Story 1: (This comes from a general authority but I can't remember which specific one. Forgive me.) He tells this story of being in line in an airport. Somewhere else in this line is a woman visibly struggling with her kids. She's alone. The kids are (understandably) whining and possibly crying, enough so that everyone in the line is getting impatient with her and wishing she'd just shut up those kids. Instead of doing as everyone else, the GA offers assistance to this poor woman, who gratefully accepts. The kids are happy, the mom is happy, and everyone in line is happier.
Story 2: A Washington Post columnist is in an airport. He notices a beautiful young woman who is crying. She's alone. He's afraid to do anything because he's old enough to be her father and doesn't want to come across as a dirty old man who is offering aid only because she's a beautiful young woman. He doesn't do anything. He regrets his inaction very much. To make it worse, a young woman who had recently been in this exact situation tells this columnist that she would have been extremely grateful if he had spoken to her. He regrets his inaction even more.

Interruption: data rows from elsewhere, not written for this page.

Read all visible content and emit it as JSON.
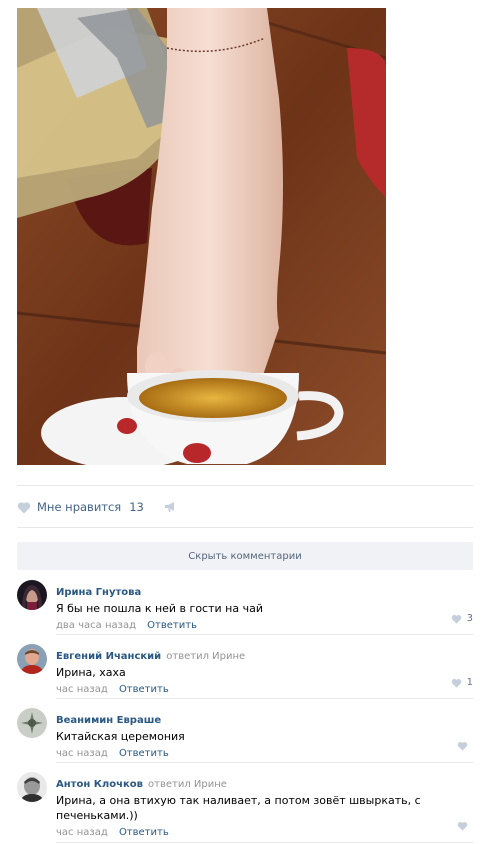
{
  "post": {
    "image_icon": "tea-pouring-photo",
    "likes_label": "Мне нравится",
    "likes_count": "13"
  },
  "comments_toggle": "Скрыть комментарии",
  "comments": [
    {
      "author": "Ирина Гнутова",
      "replied_to": "",
      "text": "Я бы не пошла к ней в гости на чай",
      "time": "два часа назад",
      "reply_label": "Ответить",
      "likes": "3"
    },
    {
      "author": "Евгений Ичанский",
      "replied_to": "ответил Ирине",
      "text": "Ирина, хаха",
      "time": "час назад",
      "reply_label": "Ответить",
      "likes": "1"
    },
    {
      "author": "Веанимин Евраше",
      "replied_to": "",
      "text": "Китайская церемония",
      "time": "час назад",
      "reply_label": "Ответить",
      "likes": ""
    },
    {
      "author": "Антон Клочков",
      "replied_to": "ответил Ирине",
      "text": "Ирина, а она втихую так наливает, а потом зовёт швыркать, с печеньками.))",
      "time": "час назад",
      "reply_label": "Ответить",
      "likes": ""
    }
  ],
  "colors": {
    "link": "#2a5885",
    "muted": "#939393",
    "like": "#5b7595"
  }
}
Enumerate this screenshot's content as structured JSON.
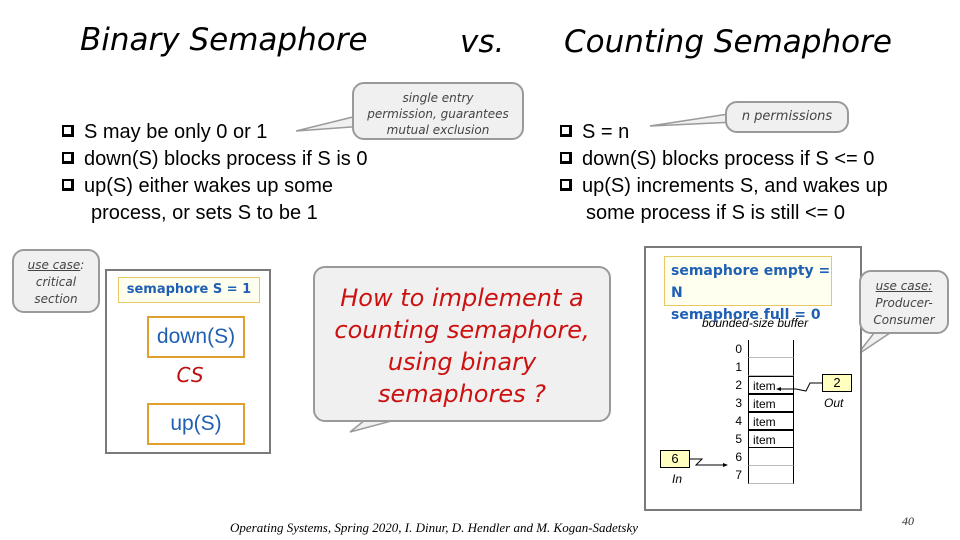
{
  "slide": {
    "title_left": "Binary Semaphore",
    "title_vs": "vs.",
    "title_right": "Counting Semaphore",
    "binary": {
      "bullets": [
        "S may be only 0 or 1",
        "down(S) blocks process if S is 0",
        "up(S) either wakes up some",
        "process, or sets S to be 1"
      ],
      "callout_lines": [
        "single entry",
        "permission, guarantees",
        "mutual exclusion"
      ],
      "use_case_label": "use case",
      "use_case_colon": ":",
      "use_case_lines": [
        "critical",
        "section"
      ],
      "example": {
        "semaphore_decl": "semaphore S = 1",
        "down": "down(S)",
        "cs": "CS",
        "up": "up(S)"
      }
    },
    "counting": {
      "bullets": [
        "S = n",
        "down(S) blocks process if S <= 0",
        "up(S) increments S, and wakes up",
        "some process if S is still <= 0"
      ],
      "callout": "n permissions",
      "use_case_label": "use case:",
      "use_case_lines": [
        "Producer-",
        "Consumer"
      ],
      "example": {
        "decl_empty": "semaphore empty = N",
        "decl_full": "semaphore full = 0",
        "buffer_title": "bounded-size buffer",
        "slots": [
          {
            "index": "0",
            "value": ""
          },
          {
            "index": "1",
            "value": ""
          },
          {
            "index": "2",
            "value": "item"
          },
          {
            "index": "3",
            "value": "item"
          },
          {
            "index": "4",
            "value": "item"
          },
          {
            "index": "5",
            "value": "item"
          },
          {
            "index": "6",
            "value": ""
          },
          {
            "index": "7",
            "value": ""
          }
        ],
        "out_value": "2",
        "out_label": "Out",
        "in_value": "6",
        "in_label": "In"
      }
    },
    "question": [
      "How to implement a",
      "counting semaphore,",
      "using binary",
      "semaphores ?"
    ],
    "footer": "Operating Systems, Spring 2020, I. Dinur, D. Hendler and M. Kogan-Sadetsky",
    "page_number": "40",
    "colors": {
      "accent_blue": "#1f5fb4",
      "question_red": "#cc1111",
      "cs_red": "#bb1111",
      "callout_bg": "#f0f0f0",
      "box_border": "#e0a030"
    }
  }
}
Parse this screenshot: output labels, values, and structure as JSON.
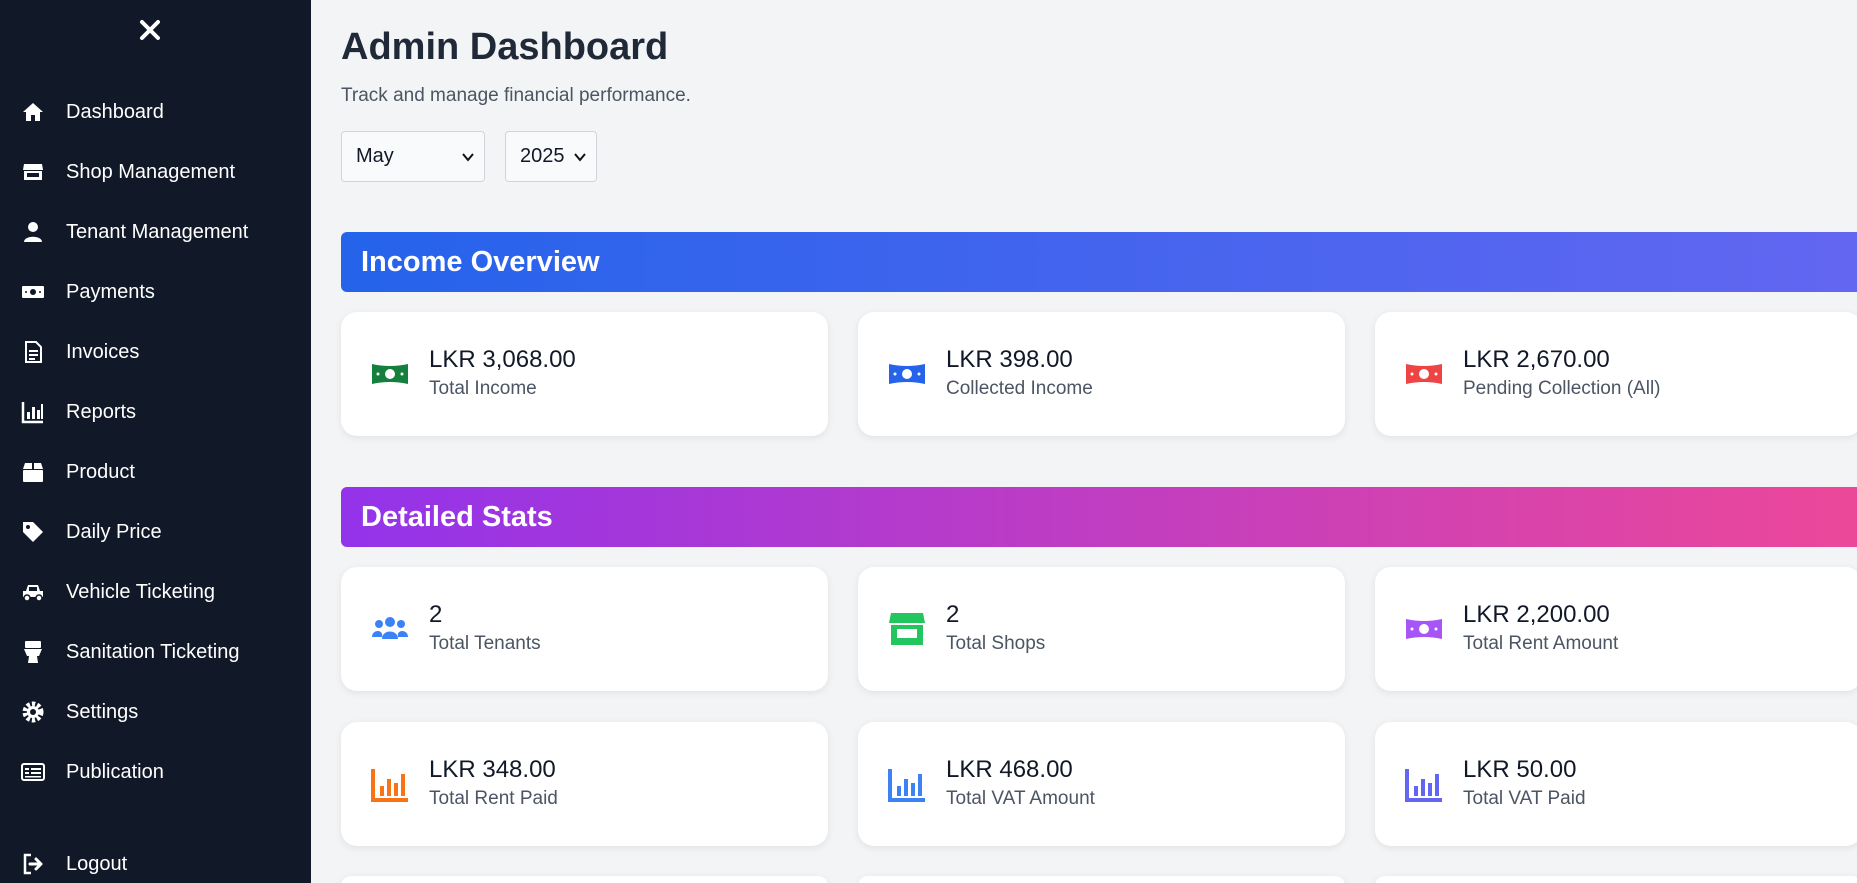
{
  "sidebar": {
    "items": [
      {
        "label": "Dashboard",
        "icon": "home-icon"
      },
      {
        "label": "Shop Management",
        "icon": "store-icon"
      },
      {
        "label": "Tenant Management",
        "icon": "user-icon"
      },
      {
        "label": "Payments",
        "icon": "money-bill-icon"
      },
      {
        "label": "Invoices",
        "icon": "invoice-icon"
      },
      {
        "label": "Reports",
        "icon": "chart-bar-icon"
      },
      {
        "label": "Product",
        "icon": "box-icon"
      },
      {
        "label": "Daily Price",
        "icon": "tag-icon"
      },
      {
        "label": "Vehicle Ticketing",
        "icon": "car-icon"
      },
      {
        "label": "Sanitation Ticketing",
        "icon": "toilet-icon"
      },
      {
        "label": "Settings",
        "icon": "gear-icon"
      },
      {
        "label": "Publication",
        "icon": "newspaper-icon"
      }
    ],
    "logout": {
      "label": "Logout",
      "icon": "logout-icon"
    }
  },
  "header": {
    "title": "Admin Dashboard",
    "subtitle": "Track and manage financial performance."
  },
  "filters": {
    "month": "May",
    "year": "2025"
  },
  "income_overview": {
    "title": "Income Overview",
    "cards": [
      {
        "value": "LKR 3,068.00",
        "label": "Total Income",
        "color": "#15803d"
      },
      {
        "value": "LKR 398.00",
        "label": "Collected Income",
        "color": "#2563eb"
      },
      {
        "value": "LKR 2,670.00",
        "label": "Pending Collection (All)",
        "color": "#ef4444"
      }
    ]
  },
  "detailed_stats": {
    "title": "Detailed Stats",
    "cards": [
      {
        "value": "2",
        "label": "Total Tenants",
        "color": "#3b82f6"
      },
      {
        "value": "2",
        "label": "Total Shops",
        "color": "#22c55e"
      },
      {
        "value": "LKR 2,200.00",
        "label": "Total Rent Amount",
        "color": "#a855f7"
      },
      {
        "value": "LKR 348.00",
        "label": "Total Rent Paid",
        "color": "#f97316"
      },
      {
        "value": "LKR 468.00",
        "label": "Total VAT Amount",
        "color": "#3b82f6"
      },
      {
        "value": "LKR 50.00",
        "label": "Total VAT Paid",
        "color": "#6366f1"
      }
    ]
  },
  "colors": {
    "sidebar_bg": "#111827",
    "page_bg": "#f3f4f6",
    "income_banner": [
      "#2563eb",
      "#6366f1"
    ],
    "stats_banner": [
      "#9333ea",
      "#ec4899"
    ]
  }
}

Story 3: I am on the metro coming home from work yesterday when a very large woman is incessantly ratting her keys. And this isn't your quiet key rattling. She's throwing them around and occasionally hitting the window and other objects. She does this all the way from Union Station to Glenmont, about a 25-minute ride. As we approach Silver Spring, the yelling of obscenities begins. She uses every single obscenity that I know, in one sentence. Apparently she wants the train to skip the next three stations and head straight to Glenmont, as if this were an option. Everyone on the train is ignoring at her and the situation, but everyone hears her. They have to. At one point, someone makes eye contact with her because she loudly says, "What are you looking at?" No one tries that again. She continues the key rattling and the obscenity yelling. Of course I am not doing anything to appease this situation, as she's twice my size and obviously upset. But then I remember Story 1 and Story 2 and wonder if I should do something. Should I get up and ask if she's okay? Should I get up and tell her that we'll be to Glenmont shortly? Or do I just sit there reading my National Geographic, pretending that nothing is happening? I don't regret my choice of action, but should I?